WHO probing Indian cough syrup after 66 children die in The Gambia
Updated | By AFP
The World Health Organization (WHO) issued an alert on Wednesday over four cough and cold syrups made by Maiden Pharmaceuticals in India, warning they could be linked to the deaths of 66 children in The Gambia.
The UN health agency also cautioned the contaminated medications may have been distributed outside of the West African country, with global exposure "possible".
WHO chief Tedros Adhanom Ghebreyesus told reporters the four cold and cough syrups in question "have been potentially linked with acute kidney injuries and 66 deaths among children".
"The loss of these young lives is beyond heartbreaking for their families."
Tedros said WHO was also "conducting further investigation with the company and regulatory authorities in India".
According to the medical product alert issued by WHO Wednesday, the four products are Promethazine Oral Solution, Kofexmalin Baby Cough Syrup, Makoff Baby Cough Syrup and Magrip N Cold Syrup.
On Thursday, Gambian authorities began collecting paracetamol and promethazine syrup from rural households in the West Coast Region and Upper River Region.
A Gambian health ministry investigation, which began in July and is ongoing, also cited the E. coli bacteria as a possible cause of the acute kidney failure outbreak.

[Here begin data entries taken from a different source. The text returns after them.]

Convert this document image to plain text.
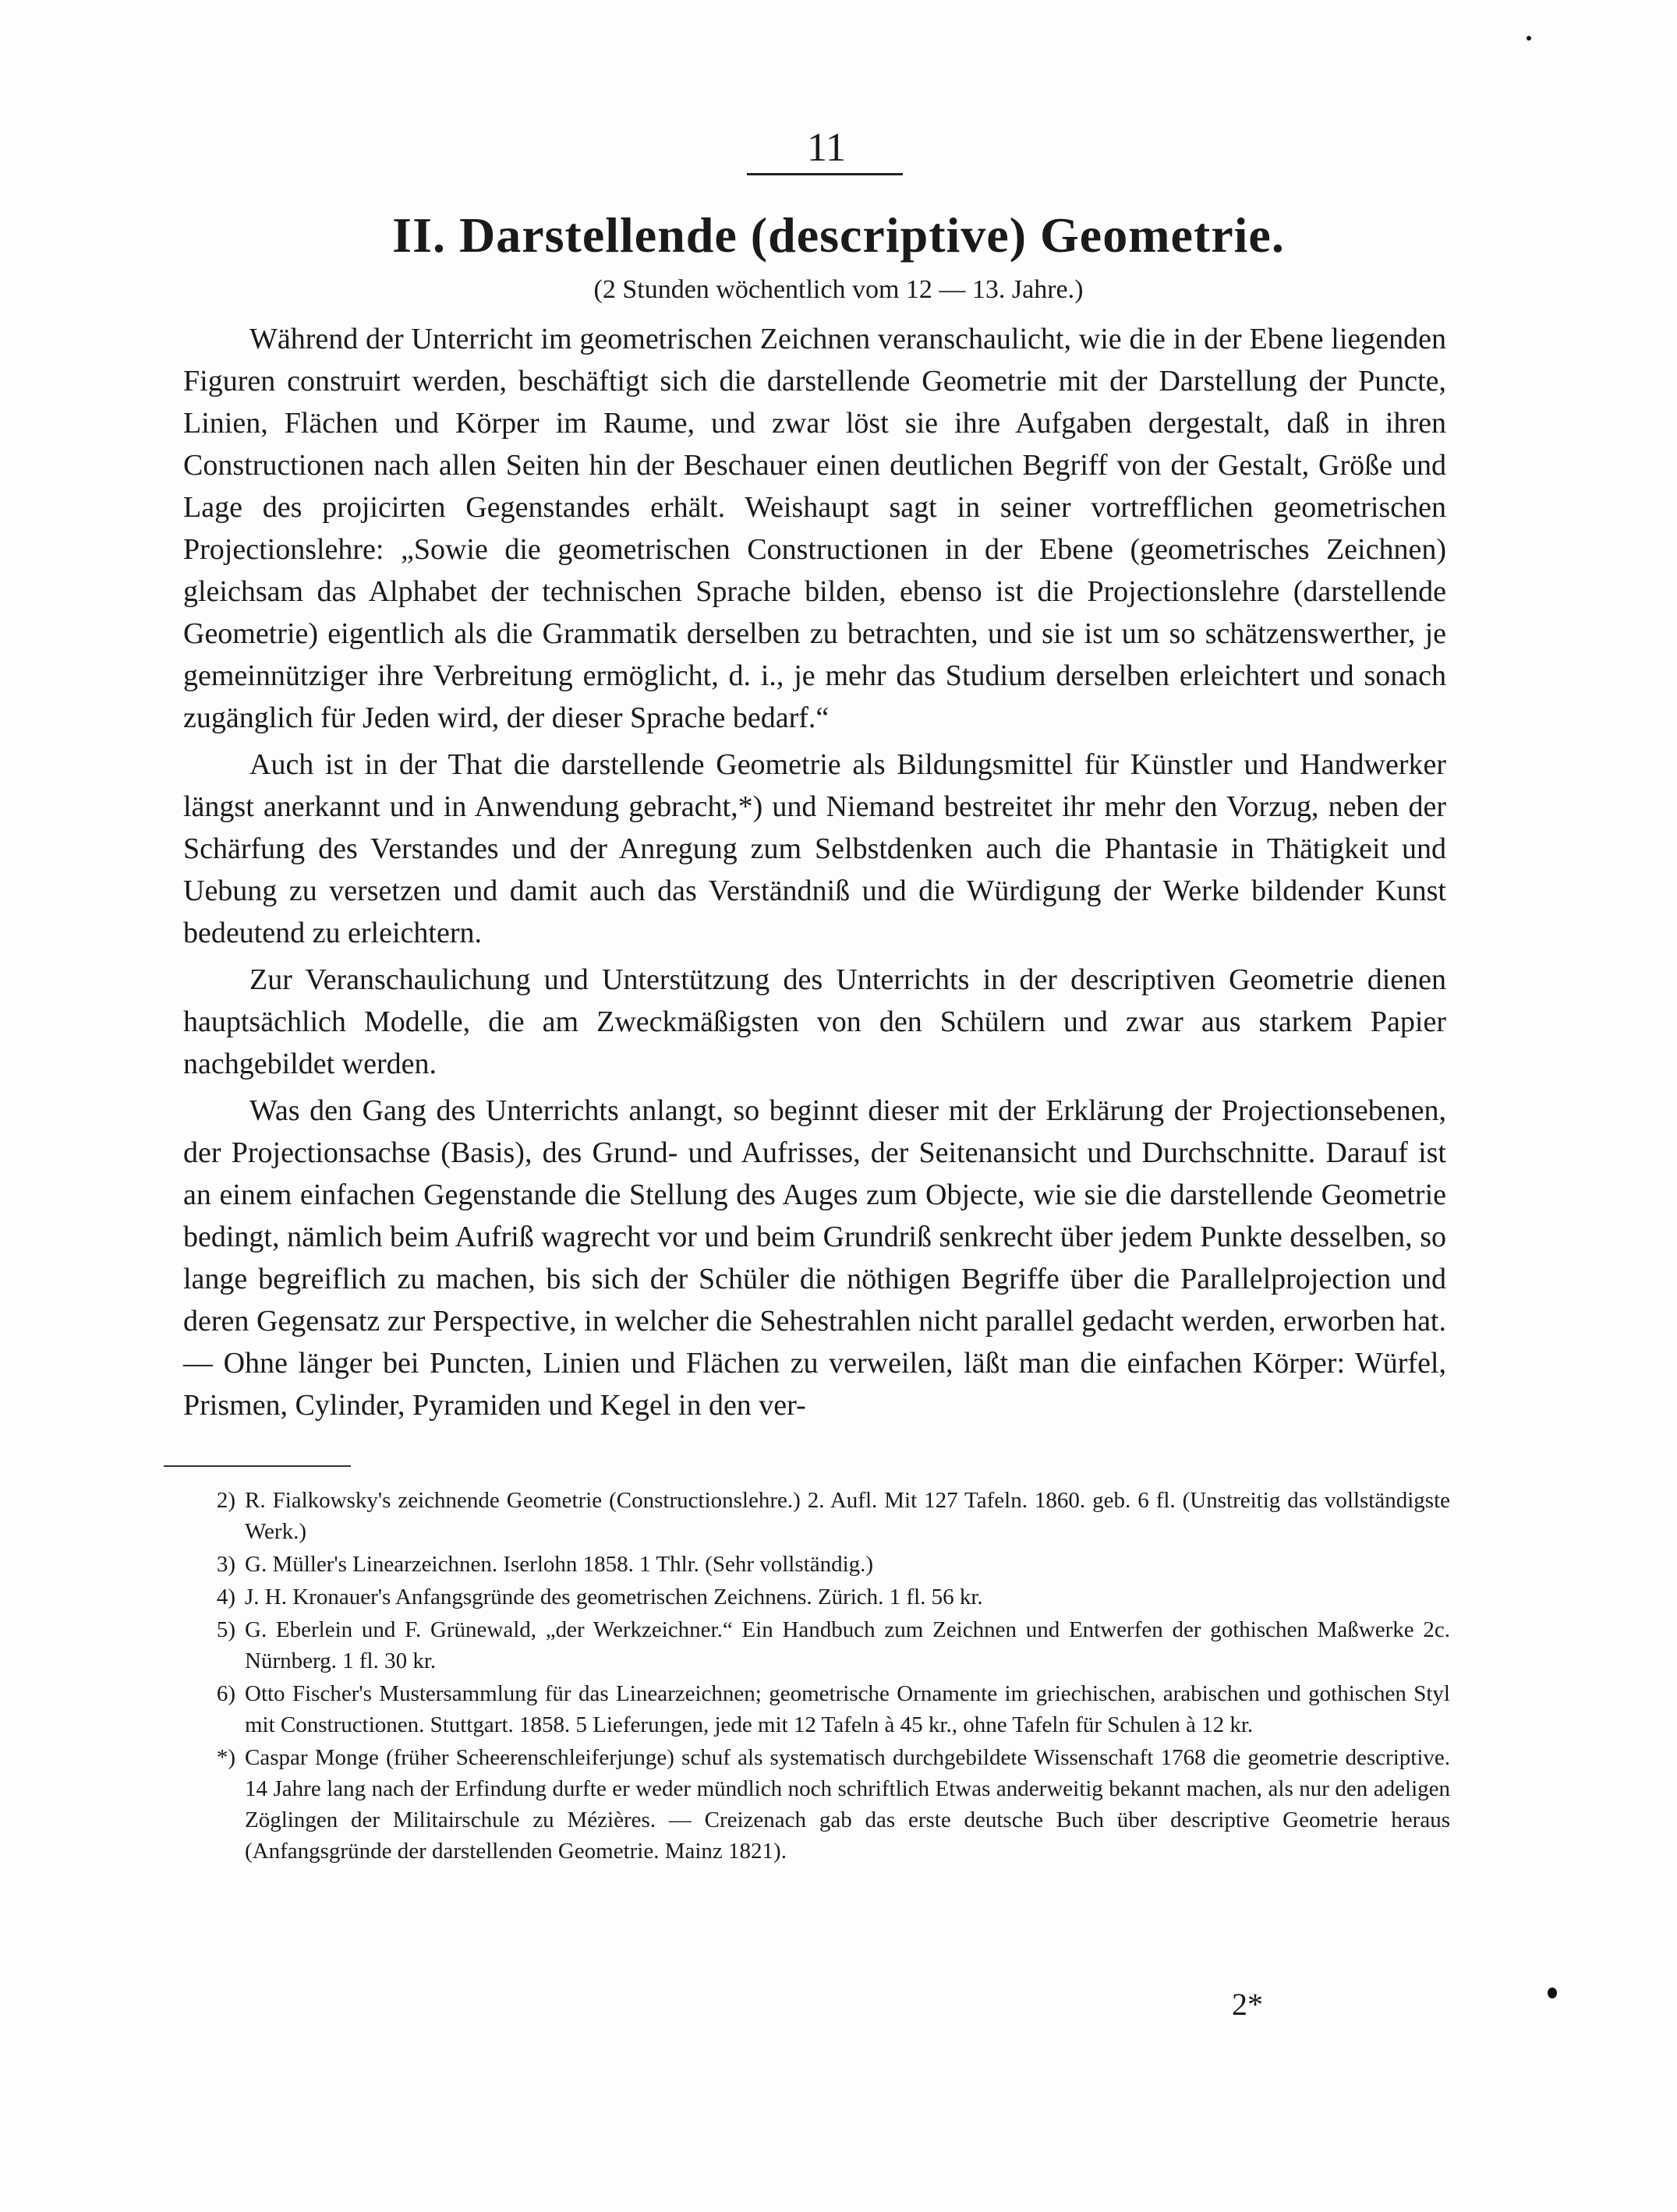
11
II. Darstellende (descriptive) Geometrie.
(2 Stunden wöchentlich vom 12 — 13. Jahre.)

Während der Unterricht im geometrischen Zeichnen veranschaulicht, wie die in der Ebene liegenden Figuren construirt werden, beschäftigt sich die darstellende Geometrie mit der Darstellung der Puncte, Linien, Flächen und Körper im Raume, und zwar löst sie ihre Aufgaben dergestalt, daß in ihren Constructionen nach allen Seiten hin der Beschauer einen deutlichen Begriff von der Gestalt, Größe und Lage des projicirten Gegenstandes erhält. Weishaupt sagt in seiner vortrefflichen geometrischen Projectionslehre: „Sowie die geometrischen Constructionen in der Ebene (geometrisches Zeichnen) gleichsam das Alphabet der technischen Sprache bilden, ebenso ist die Projectionslehre (darstellende Geometrie) eigentlich als die Grammatik derselben zu betrachten, und sie ist um so schätzenswerther, je gemeinnütziger ihre Verbreitung ermöglicht, d. i., je mehr das Studium derselben erleichtert und sonach zugänglich für Jeden wird, der dieser Sprache bedarf.“

Auch ist in der That die darstellende Geometrie als Bildungsmittel für Künstler und Handwerker längst anerkannt und in Anwendung gebracht,*) und Niemand bestreitet ihr mehr den Vorzug, neben der Schärfung des Verstandes und der Anregung zum Selbstdenken auch die Phantasie in Thätigkeit und Uebung zu versetzen und damit auch das Verständniß und die Würdigung der Werke bildender Kunst bedeutend zu erleichtern.

Zur Veranschaulichung und Unterstützung des Unterrichts in der descriptiven Geometrie dienen hauptsächlich Modelle, die am Zweckmäßigsten von den Schülern und zwar aus starkem Papier nachgebildet werden.

Was den Gang des Unterrichts anlangt, so beginnt dieser mit der Erklärung der Projectionsebenen, der Projectionsachse (Basis), des Grund- und Aufrisses, der Seitenansicht und Durchschnitte. Darauf ist an einem einfachen Gegenstande die Stellung des Auges zum Objecte, wie sie die darstellende Geometrie bedingt, nämlich beim Aufriß wagrecht vor und beim Grundriß senkrecht über jedem Punkte desselben, so lange begreiflich zu machen, bis sich der Schüler die nöthigen Begriffe über die Parallelprojection und deren Gegensatz zur Perspective, in welcher die Sehestrahlen nicht parallel gedacht werden, erworben hat. — Ohne länger bei Puncten, Linien und Flächen zu verweilen, läßt man die einfachen Körper: Würfel, Prismen, Cylinder, Pyramiden und Kegel in den ver-

2) R. Fialkowsky's zeichnende Geometrie (Constructionslehre.) 2. Aufl. Mit 127 Tafeln. 1860. geb. 6 fl. (Unstreitig das vollständigste Werk.)
3) G. Müller's Linearzeichnen. Iserlohn 1858. 1 Thlr. (Sehr vollständig.)
4) J. H. Kronauer's Anfangsgründe des geometrischen Zeichnens. Zürich. 1 fl. 56 kr.
5) G. Eberlein und F. Grünewald, „der Werkzeichner.“ Ein Handbuch zum Zeichnen und Entwerfen der gothischen Maßwerke 2c. Nürnberg. 1 fl. 30 kr.
6) Otto Fischer's Mustersammlung für das Linearzeichnen; geometrische Ornamente im griechischen, arabischen und gothischen Styl mit Constructionen. Stuttgart. 1858. 5 Lieferungen, jede mit 12 Tafeln à 45 kr., ohne Tafeln für Schulen à 12 kr.
*) Caspar Monge (früher Scheerenschleiferjunge) schuf als systematisch durchgebildete Wissenschaft 1768 die geometrie descriptive. 14 Jahre lang nach der Erfindung durfte er weder mündlich noch schriftlich Etwas anderweitig bekannt machen, als nur den adeligen Zöglingen der Militairschule zu Mézières. — Creizenach gab das erste deutsche Buch über descriptive Geometrie heraus (Anfangsgründe der darstellenden Geometrie. Mainz 1821).
2*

"The preliminary results from the ongoing investigation indicate that it is most probably the paracetamol and promethazine syrups that caused the acute kidney injury cases in this outbreak," Abubacarr Jagne, the nephrologist leading the health ministry's investigation, told AFP Wednesday.
Health authorities had on September 23 ordered a recall of all medicines containing paracetamol or promethazine syrup.
- Tedros urges caution -
The Gambia experienced its severest flooding in years in July, causing sewers and latrines to overflow.
"Since July 2022, there has been an increase in the number of severe kidney disease with high fatality among children mainly following diarrheal diseases," the ministry said in a statement in September.
E. coli bacteria were found in the stools of many children, but many had also taken paracetamol syrup, it said.
"To date, the stated manufacturer has not provided guarantees to WHO on the safety and quality of these products," the alert said, adding that laboratory analysis of samples of the products "confirms that they contain unacceptable amounts of diethylene glycol and ethylene glycol as contaminants".
Those substances are toxic to humans and can be fatal, it said, adding that the toxic effect "can include abdominal pain, vomiting, diarrhoea, inability to pass urine, headache, altered mental state and acute kidney injury which may lead to death".
WHO said information received from India's Central Drugs Standard Control Organisation indicated that the manufacturer had only supplied the contaminated medications to The Gambia.
"However, the supply of these products through informal or unregulated markets to other countries in Africa, cannot be ruled out," the UN agency said in an email.
"In addition, the manufacturer may have used the same contaminated material in other products and distributed them locally or exported," it warned.
"Global exposure is therefore possible."
Tedros urged caution, calling on all countries to work to "detect and remove these products from circulation to prevent further harm to patients".